Clinical data were obtained from the patient’s hospital records. Evaluation included history, physical examination, laboratory studies, and renal imaging (ultrasound and magnetic resonance imaging). Diagnosis was based on KDIGO 2025 criteria for ADPKD, which allow confirmation in the presence of multiple bilateral cysts and kidney enlargement in the absence of atypical extrarenal features
An 18-year-old male undergraduate student was referred to our facility on account of ultrasound findings of kidney cysts. He had presented to his primary care physician on account of heaviness around the left flank not associated with fever, hematuria, vomiting or swelling. His blood pressure on presenting to his primary care physician was 170/90mmHg and he was commenced on amlodipine 10mg daily and lisinopril 10mg daily. Abdominopelvic ultrasound revealed massively enlarged kidneys with multiple cysts which led to his referral. His medical history is notable for hypertension diagnosed at the age of 16 although no screening for secondary hypertension had been performed at the time. He was offered anti-hypertensives, but he had not been compliant with his medications.
On examination, he was afebrile, not pale or anicteric, and had no leg oedema. The abdomen was full, moved with respiration, and had no areas of tenderness. The left kidney was ballotable. His blood pressure was 140/90mmHg. The rest of the examination was unremarkable.
Urinalysis showed trace protein and blood.
Lab test
Value
Reference range
Sodium
139
130-146 mmol/L
Potassium
4.4
3.3-5.0mmol/L
Chloride
99
90-108mmol/L
Bicarbonate
22
10-24mmol/L
urea
5.7
1.6-8.0mmol/L
Creatinine
87
36-130umol/L
Calcium
2.28
2.20-2.70mmol/L
Total cholesterol
4.3
5.3mmol/L
LDL-C
2.8
2.6mmol/L
PCV
44
40-54%
Magnetic resonance imaging showed marked renomegaly with both kidneys containing multiple extensive varied sized oval shaped cystic lesions within, with complete thinning of the renal cortical mantle. The right kidney measured 16.0X10.1X9.4cm and the left kidney measured 17.2x10.1x11.4cm with a total kidney volume of 790ml and 1,030ml for the right and left kidney respectively.
Mayo classification: 1E
The patient was counselled, blood pressure control optimized, family screening was suggested and the patient offered tolvaptan.
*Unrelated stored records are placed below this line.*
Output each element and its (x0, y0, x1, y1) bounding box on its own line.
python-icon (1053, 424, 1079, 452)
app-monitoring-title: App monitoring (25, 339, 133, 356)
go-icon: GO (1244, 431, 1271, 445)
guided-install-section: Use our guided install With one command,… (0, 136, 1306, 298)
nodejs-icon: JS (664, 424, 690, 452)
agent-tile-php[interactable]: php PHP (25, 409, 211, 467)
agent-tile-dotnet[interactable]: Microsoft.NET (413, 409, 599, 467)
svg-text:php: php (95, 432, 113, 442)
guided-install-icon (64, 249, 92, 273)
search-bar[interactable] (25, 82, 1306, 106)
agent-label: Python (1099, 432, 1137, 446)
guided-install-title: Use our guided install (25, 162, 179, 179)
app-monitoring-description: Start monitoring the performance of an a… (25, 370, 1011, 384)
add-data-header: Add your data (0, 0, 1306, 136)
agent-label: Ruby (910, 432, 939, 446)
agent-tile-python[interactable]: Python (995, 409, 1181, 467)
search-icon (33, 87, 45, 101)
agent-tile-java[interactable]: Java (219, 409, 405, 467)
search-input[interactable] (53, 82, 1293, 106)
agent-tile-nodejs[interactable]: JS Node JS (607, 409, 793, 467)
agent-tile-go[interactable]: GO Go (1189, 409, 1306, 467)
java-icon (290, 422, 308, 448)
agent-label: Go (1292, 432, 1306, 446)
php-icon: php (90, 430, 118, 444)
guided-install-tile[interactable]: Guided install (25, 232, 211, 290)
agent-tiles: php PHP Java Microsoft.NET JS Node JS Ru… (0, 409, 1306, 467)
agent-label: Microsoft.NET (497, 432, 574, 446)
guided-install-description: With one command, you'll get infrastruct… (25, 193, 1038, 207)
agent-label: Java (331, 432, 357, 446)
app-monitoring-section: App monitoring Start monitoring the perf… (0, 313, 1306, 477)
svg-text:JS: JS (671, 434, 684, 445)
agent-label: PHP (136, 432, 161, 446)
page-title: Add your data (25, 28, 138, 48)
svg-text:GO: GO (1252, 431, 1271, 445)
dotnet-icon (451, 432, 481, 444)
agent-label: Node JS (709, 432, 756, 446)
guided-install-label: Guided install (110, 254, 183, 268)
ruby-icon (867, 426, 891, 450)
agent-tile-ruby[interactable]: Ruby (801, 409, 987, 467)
On learning about the possible complications of tolvaptan, the patient opted to defer the decision to commence tolvaptan and asked for the conversation to be revisited in 3 months.
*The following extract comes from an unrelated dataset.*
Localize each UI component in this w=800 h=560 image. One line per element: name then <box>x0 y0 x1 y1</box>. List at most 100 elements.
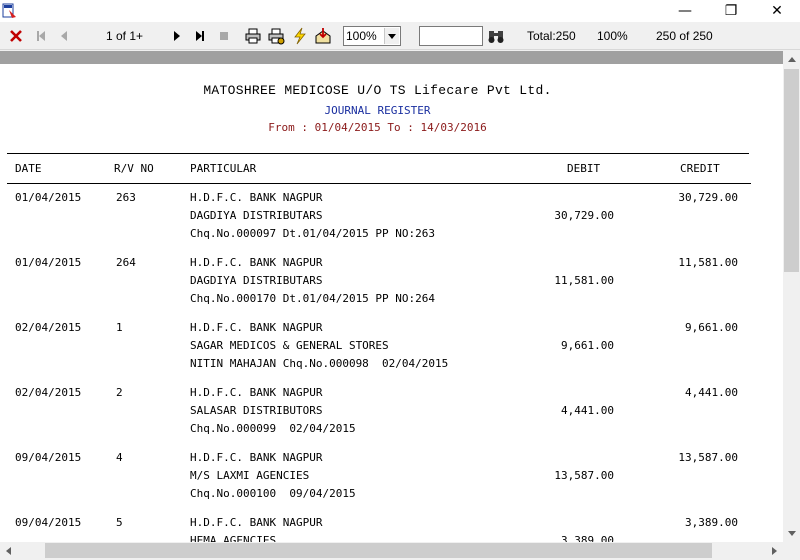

Traditionally diagnosing ADPKD in the absence of a family history could be challenging particularly in resource poor setting where genetic testing is not readily available. The recent KDIGO 2025 diagnostic framework allowed us to make a diagnosis of ADPKD without family history or genetic testing. Presentation with large kidneys and hypertension at this age is not common. The presence of early onset hypertension and total kidney volume greater than expected for age puts him at risk of rapid ADPKD progression also demonstrated by his MAYO classification. This case with early severe disease onset raises a hypothesis of truncating or biallelic mutation or the presence of other modifiers. It is notable that a similar case report of an 18-year-old with severely enlarged kidneys had demonstrated GANAB gene mutation hitherto associated with mild disease. Thus, this case highlights the challenge of relying on imaging-based diagnosis and knowledge gaps that could have been addressed with genetic testing.
Although our patient deferred commencing tolvaptan, being able to make a diagnosis even in the absence of a family history or genetic testing allowed us to rapidly offer guideline-directed care aimed at driving optimal outcome.